走行中の変速ショックも抑えられ、快適に移動することが可能だ。
マツダらしいこだわりが感じられるクルマ
タイヤサイズは前述の16インチ(205/60R16)で、試乗車の銘柄はダンロップ・スポーツ230だった。指定空気圧は220kPaだから、転がり抵抗の軽減を目的に過度に高めることはしていない。
なので乗り心地は適度に柔軟で、走行安定性のバランスも良い。高重心のミニバンとあって操舵感は機敏ではないが、後輪の接地性を高める目的で鈍く抑えた設定でもない。自然に曲がり、後輪も相応に踏ん張る。
試乗したのはスポーティーなGRANZ-SKYACTIVだが、見栄えを重視した17インチタイヤを履かず、16インチに抑えたことも奏効している。
それにしても、ミニバンでありながら、ビアンテにはマツダらしいこだわりが濃厚に感じられる。

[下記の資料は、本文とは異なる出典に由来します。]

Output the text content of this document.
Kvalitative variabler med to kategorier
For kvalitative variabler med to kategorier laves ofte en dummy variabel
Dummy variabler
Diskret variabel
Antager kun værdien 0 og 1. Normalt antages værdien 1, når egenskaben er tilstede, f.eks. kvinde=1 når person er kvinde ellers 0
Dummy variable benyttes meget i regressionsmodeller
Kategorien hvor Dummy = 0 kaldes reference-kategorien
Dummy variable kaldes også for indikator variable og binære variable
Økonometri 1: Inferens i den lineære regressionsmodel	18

運転感覚もそうだが、3列目シートの畳み方も独特。荷室の奥行に余裕を持たせて自転車などを積みやすくした左右跳ね上げ式ではなく、座面だけを持ち上げて前に寄せる方式だ。
荷物の積載性は下がるが、座面のボリューム不足には陥りにくい。座面の奥行が20~30mm不足するのが惜しまれるが、おおむね快適に座れる。3列目をこの畳み方にした結果、2列目を大きく後退させ、車内の中央を荷室として使うことも可能になった。
ビアンテは、こだわりが強いために一般性は乏しい。
今後も大量な販売は見込めないが、運転の上手なマツダファンにはピッタリだ。試乗すれば、ほかのミニバンに比べて、ドライバーが走りを管理しやすいことに気付くだろう。
「不可能を可能にする」内外装のデザインを含め、ミニバンでありながら、「マツダファンの俺でなければ理解できないクルマ」というプライドも持てそうだ。
日本のクルマ好きとして、こういう生真面目な車種とメーカーが存在することは、素直に嬉しい。